Née à Corwall-on-Hudson dans l'État de New York, Djuna Barnes est un auteur d'avant-garde affilié au courant moderniste. Elle s'est essayée à tous les genres : journalisme, roman, nouvelle, poésie, théâtre, et a illustré elle-même certains de ses ouvrages. Elle a produit une œuvre expérimentale et subversive, affranchie des codes sociaux et littéraires de son époque. Enfin, Djuna Barnes a partagé sa vie entre l'Amérique et l'Europe. Son écriture est le reflet de cette double culture.

Une œuvre inclassable

Issue d'une famille non conformiste, Djuna Barnes étudie les beaux-arts à New York au début des années 1910 et entame une carrière de journaliste et d'artiste indépendante. D'emblée, elle se distingue par ses interviews pittoresques et ses croquis à la Beardsley, publiés dans divers périodiques. Elle devient très vite une figure incontournable de la bohème new-yorkaise, même si son premier ouvrage, The Book of Repulsive Women, qui paraît en 1915, passe inaperçu. Après un mariage raté, elle s'installe à Paris, seule, au début des années 1920. Elle y restera jusqu'en 1939. Elle fréquente alors le cercle des expatriés de la rive gauche et se lie d'amitié avec James Joyce (auquel elle voue une admiration sans bornes), T. S. Eliot, ou encore Samuel Beckett. On la retrouve parallèlement aux côtés de Sylvia Beach, Gertrude Stein et Nathalie Barney – des femmes avec un penchant non dissimulé pour le saphisme. C'est dans ce bouillonnement culturel teinté de frivolité qu'elle rencontre Thelma Wood, une sculptrice originaire du Missouri, dont elle partagera la vie pendant huit ans. Son roman le plus célèbre, Le Bois de la nuit, est directement inspiré de leur liaison. Mais avant même leur rupture en 1931, Djuna Barnes s'abîme dans l'alcool, ce qui lui vaudra, tout au long de sa vie, des séjours réguliers dans les hôpitaux de Paris, Londres ou New York. Après deux décennies passées en France et en Angleterre, elle repart pour les États-Unis au début des années 1940. Elle restera terrée dans son appartement de Greenwich Village jusqu'à la fin de ses jours, avec pour seul revenu les sommes que lui verse gracieusement son amie et mécène Peggy Guggenheim, et les annuités que lui rapporte la vente de ses manuscrits à l'université du Maryland.

Si les études féministes lui ont définitivement rendu ses lettres de noblesse, il n'en reste pas moins que Djuna Barnes fut un écrivain méconnu – reconnue par ses pairs, mais peu appréciée du grand public et boudée par la critique.
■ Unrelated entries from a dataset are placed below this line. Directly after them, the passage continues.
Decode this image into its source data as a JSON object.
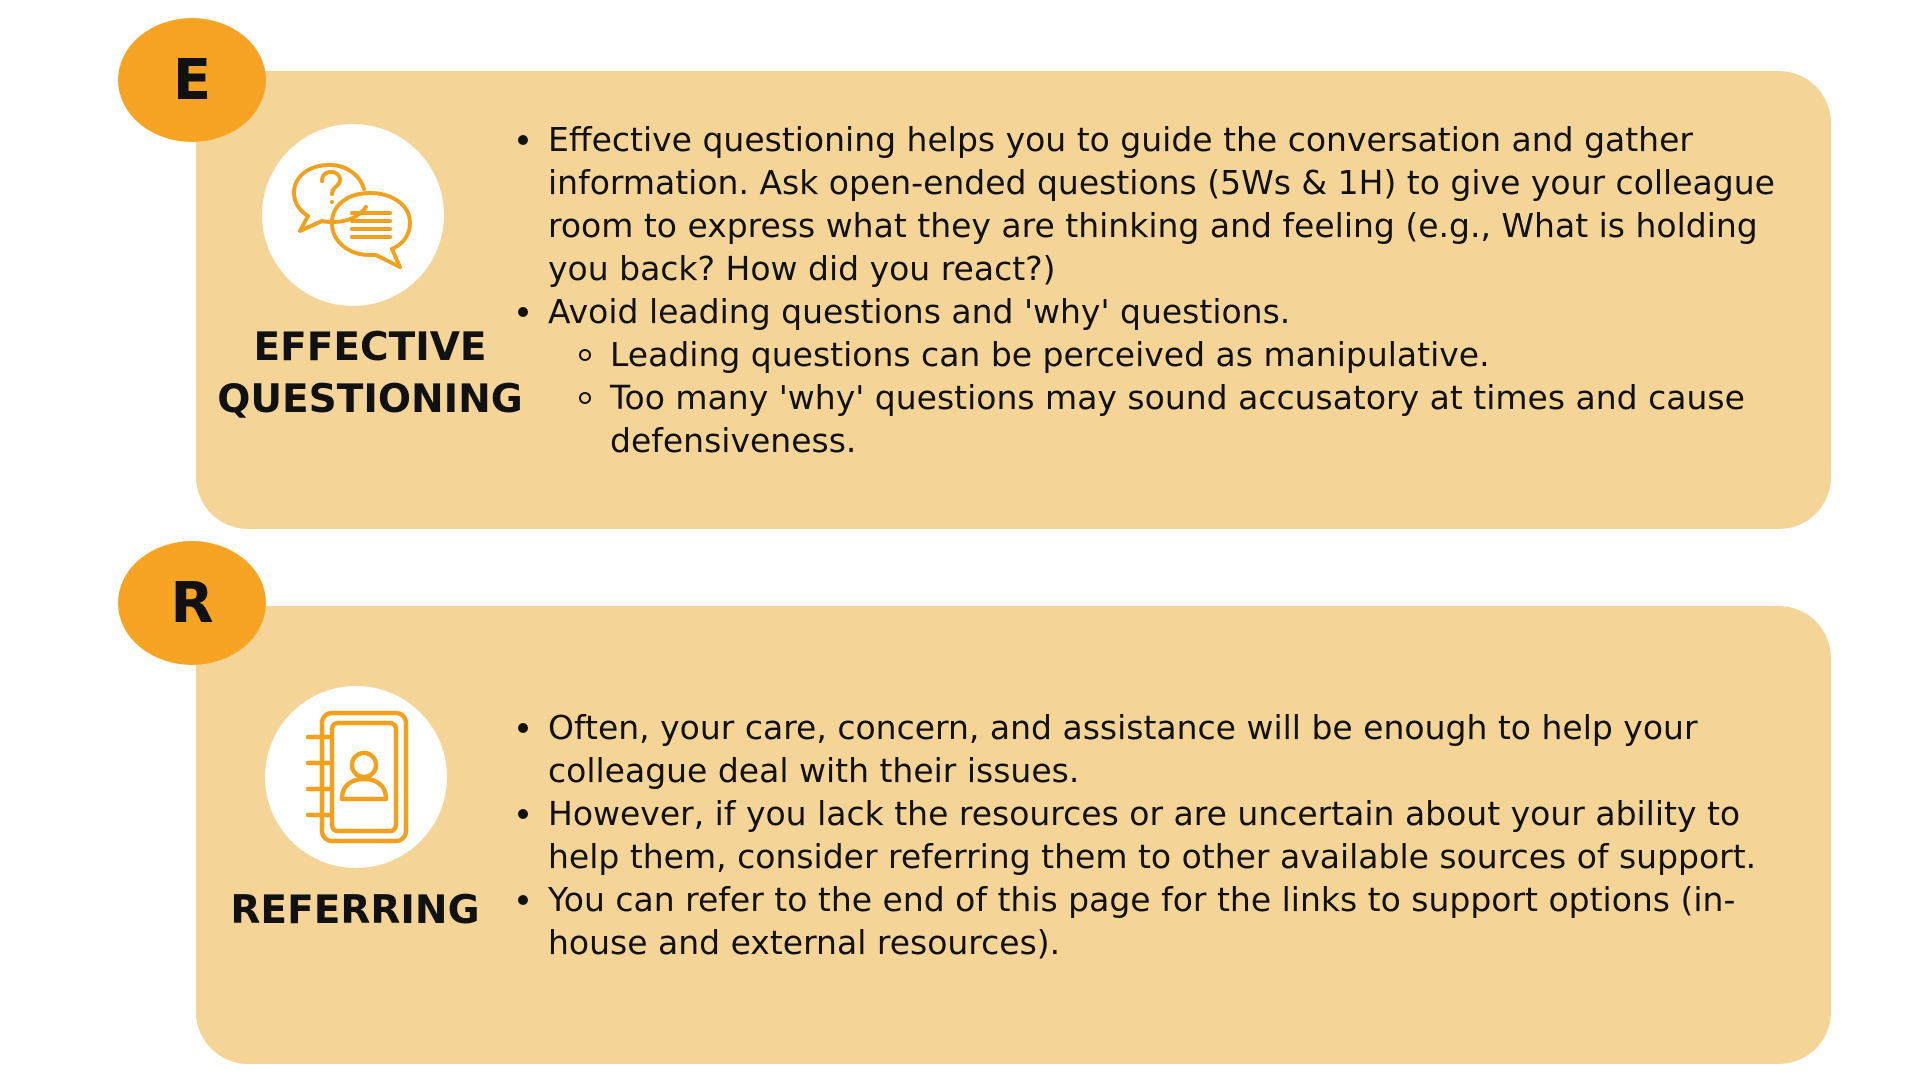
{
  "sections": [
    {
      "letter": "E",
      "title_line1": "EFFECTIVE",
      "title_line2": "QUESTIONING",
      "icon": "question-chat-bubbles-icon",
      "bullets": [
        "Effective questioning helps you to guide the conversation and gather information. Ask open-ended questions (5Ws & 1H) to give your colleague room to express what they are thinking and feeling (e.g., What is holding you back? How did you react?)",
        "Avoid leading questions and 'why' questions."
      ],
      "sub_bullets": [
        "Leading questions can be perceived as manipulative.",
        "Too many 'why' questions may sound accusatory at times and cause defensiveness."
      ]
    },
    {
      "letter": "R",
      "title": "REFERRING",
      "icon": "contact-book-icon",
      "bullets": [
        "Often, your care, concern, and assistance will be enough to help your colleague deal with their issues.",
        "However, if you lack the resources or are uncertain about your ability to help them, consider referring them to other available sources of support.",
        "You can refer to the end of this page for the links to support options (in-house and external resources)."
      ]
    }
  ],
  "colors": {
    "card": "#f5d597",
    "badge": "#f7a425",
    "icon_stroke": "#f2a11f"
  }
}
Est-ce parce que son œuvre est, à l'image de sa personnalité, éclectique et iconoclaste ? L'œuvre de Djuna Barnes se caractérise en effet par le mélange généralisé des genres, des styles et des registres. Son premier roman, Ryder (1928), est une saga familiale grivoise sur fond de chronique élisabéthaine, et L'Almanach des dames (1928), décrit par son auteur comme une « mercuriale légèrement satirique », un pastiche érotique du milieu lesbien. Tragédie familiale inspirée de sa propre histoire, Antiphon (1958) se donne à lire comme un long poème dramatique et surréaliste en trois actes, aux résonances shakespeariennes. La dimension autobiographique de son œuvre a beau être manifeste, l'auteur ne se limite pas pour autant aux thèmes du lesbianisme ou de l'inceste. Son sujet de prédilection serait plutôt la damnation, et l'aliénation de la condition humaine, à l'échelle universelle. En effet, les personnages qu'elle campe sont le plus souvent en souffrance, rongés par des démons intérieurs ou aux prises avec un destin funeste. En filigrane se dessine une vision pessimiste de l'histoire.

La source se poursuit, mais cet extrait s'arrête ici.